Je considère tout simplement qu’il s’agit là d’une coïncidence malheureuse. Mais c’est le lieu de regretter une fois encore que le Pcb ait commis l’erreur  de rester  à l’écart de la conférence nationale. Ils y auraient dû participer pour apporter  leur touche particulière.

Vous disiez tantôt que Pascal Fantodji est un ami personnel à vous. Quels sont alors les grands moments qui ont marqué cette amitié ?

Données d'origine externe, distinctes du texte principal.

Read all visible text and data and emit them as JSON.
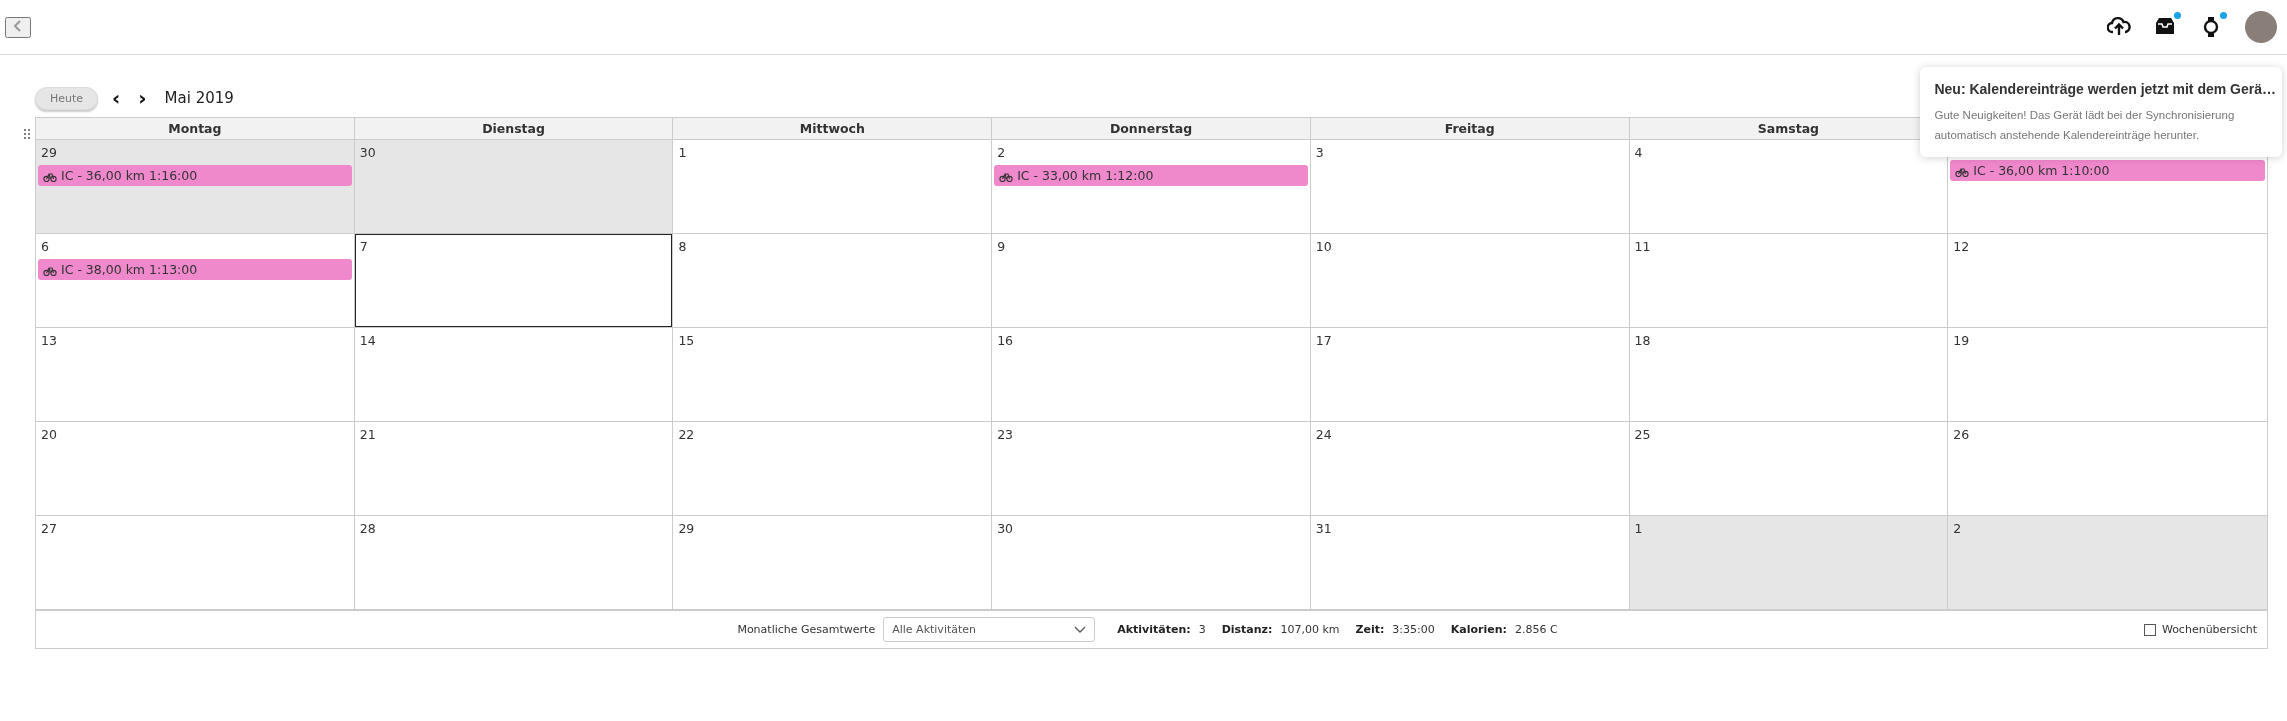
{
  "header": {
    "icons": [
      {
        "kind": "upload",
        "dot": false
      },
      {
        "kind": "inbox",
        "dot": true
      },
      {
        "kind": "watch",
        "dot": true
      },
      {
        "kind": "avatar",
        "dot": false
      }
    ]
  },
  "toolbar": {
    "today_button": "Heute",
    "prev": "‹",
    "next": "›",
    "month": "Mai 2019"
  },
  "calendar": {
    "columns": [
      "Montag",
      "Dienstag",
      "Mittwoch",
      "Donnerstag",
      "Freitag",
      "Samstag"
    ],
    "weeks": [
      [
        {
          "day": "29",
          "outside": true,
          "selected": false,
          "events": [
            {
              "kind": "cycling",
              "text": "IC - 36,00 km 1:16:00",
              "color": "#f088cc"
            }
          ]
        },
        {
          "day": "30",
          "outside": true,
          "selected": false
        },
        {
          "day": "1",
          "outside": false,
          "selected": false
        },
        {
          "day": "2",
          "outside": false,
          "selected": false,
          "events": [
            {
              "kind": "cycling",
              "text": "IC - 33,00 km 1:12:00",
              "color": "#f088cc"
            }
          ]
        },
        {
          "day": "3",
          "outside": false,
          "selected": false
        },
        {
          "day": "4",
          "outside": false,
          "selected": false
        },
        {
          "outside": false,
          "selected": false,
          "events": [
            {
              "kind": "cycling",
              "text": "IC - 36,00 km 1:10:00",
              "color": "#f088cc"
            }
          ]
        }
      ],
      [
        {
          "day": "6",
          "outside": false,
          "selected": false,
          "events": [
            {
              "kind": "cycling",
              "text": "IC - 38,00 km 1:13:00",
              "color": "#f088cc"
            }
          ]
        },
        {
          "day": "7",
          "outside": false,
          "selected": true
        },
        {
          "day": "8",
          "outside": false,
          "selected": false
        },
        {
          "day": "9",
          "outside": false,
          "selected": false
        },
        {
          "day": "10",
          "outside": false,
          "selected": false
        },
        {
          "day": "11",
          "outside": false,
          "selected": false
        },
        {
          "day": "12",
          "outside": false,
          "selected": false
        }
      ],
      [
        {
          "day": "13",
          "outside": false,
          "selected": false
        },
        {
          "day": "14",
          "outside": false,
          "selected": false
        },
        {
          "day": "15",
          "outside": false,
          "selected": false
        },
        {
          "day": "16",
          "outside": false,
          "selected": false
        },
        {
          "day": "17",
          "outside": false,
          "selected": false
        },
        {
          "day": "18",
          "outside": false,
          "selected": false
        },
        {
          "day": "19",
          "outside": false,
          "selected": false
        }
      ],
      [
        {
          "day": "20",
          "outside": false,
          "selected": false
        },
        {
          "day": "21",
          "outside": false,
          "selected": false
        },
        {
          "day": "22",
          "outside": false,
          "selected": false
        },
        {
          "day": "23",
          "outside": false,
          "selected": false
        },
        {
          "day": "24",
          "outside": false,
          "selected": false
        },
        {
          "day": "25",
          "outside": false,
          "selected": false
        },
        {
          "day": "26",
          "outside": false,
          "selected": false
        }
      ],
      [
        {
          "day": "27",
          "outside": false,
          "selected": false
        },
        {
          "day": "28",
          "outside": false,
          "selected": false
        },
        {
          "day": "29",
          "outside": false,
          "selected": false
        },
        {
          "day": "30",
          "outside": false,
          "selected": false
        },
        {
          "day": "31",
          "outside": false,
          "selected": false
        },
        {
          "day": "1",
          "outside": true,
          "selected": false
        },
        {
          "day": "2",
          "outside": true,
          "selected": false
        }
      ]
    ]
  },
  "footer": {
    "label": "Monatliche Gesamtwerte",
    "filter": {
      "value": "Alle Aktivitäten"
    },
    "stats": [
      {
        "label": "Aktivitäten:",
        "value": "3"
      },
      {
        "label": "Distanz:",
        "value": "107,00 km"
      },
      {
        "label": "Zeit:",
        "value": "3:35:00"
      },
      {
        "label": "Kalorien:",
        "value": "2.856 C"
      }
    ],
    "week_overview": {
      "label": "Wochenübersicht",
      "checked": false
    }
  },
  "popup": {
    "title": "Neu: Kalendereinträge werden jetzt mit dem Gerä…",
    "body": "Gute Neuigkeiten! Das Gerät lädt bei der Synchronisierung automatisch anstehende Kalendereinträge herunter."
  }
}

Nous somme rentrés  la même année, précisément en 1954, au Lycée Victor Ballot, et nous en somme ressortis également  la même année en 1961, après avoir fait la même classe de Terminale, la classe des mathématiques élémentaires. Nous sommes parti en France  la même année. Nous avons fréquenté là-bas, deux lycées voisins. Donc on se voyait presque tous les jours. Après l’année préparatoire, nous sommes tous allés en faculté la même année aussi. Et nous nous sommes retrouvés encore ensemble dans la même cité universitaire qui appartenait à la Faculté des sciences d’Orsay où il était inscrit. Moi je m’étais inscrit à la Sorbonne.  Mais nous nous sommes perdu de vue quelques années et ceci pendant longtemps. Je le regrette, parce que  nous devrions continuer à nous revoir régulièrement pour échanger  même si  nous n’étions plus d’accord sur certains sujets. Je regrette surtout sa mort, car elle est prématurée.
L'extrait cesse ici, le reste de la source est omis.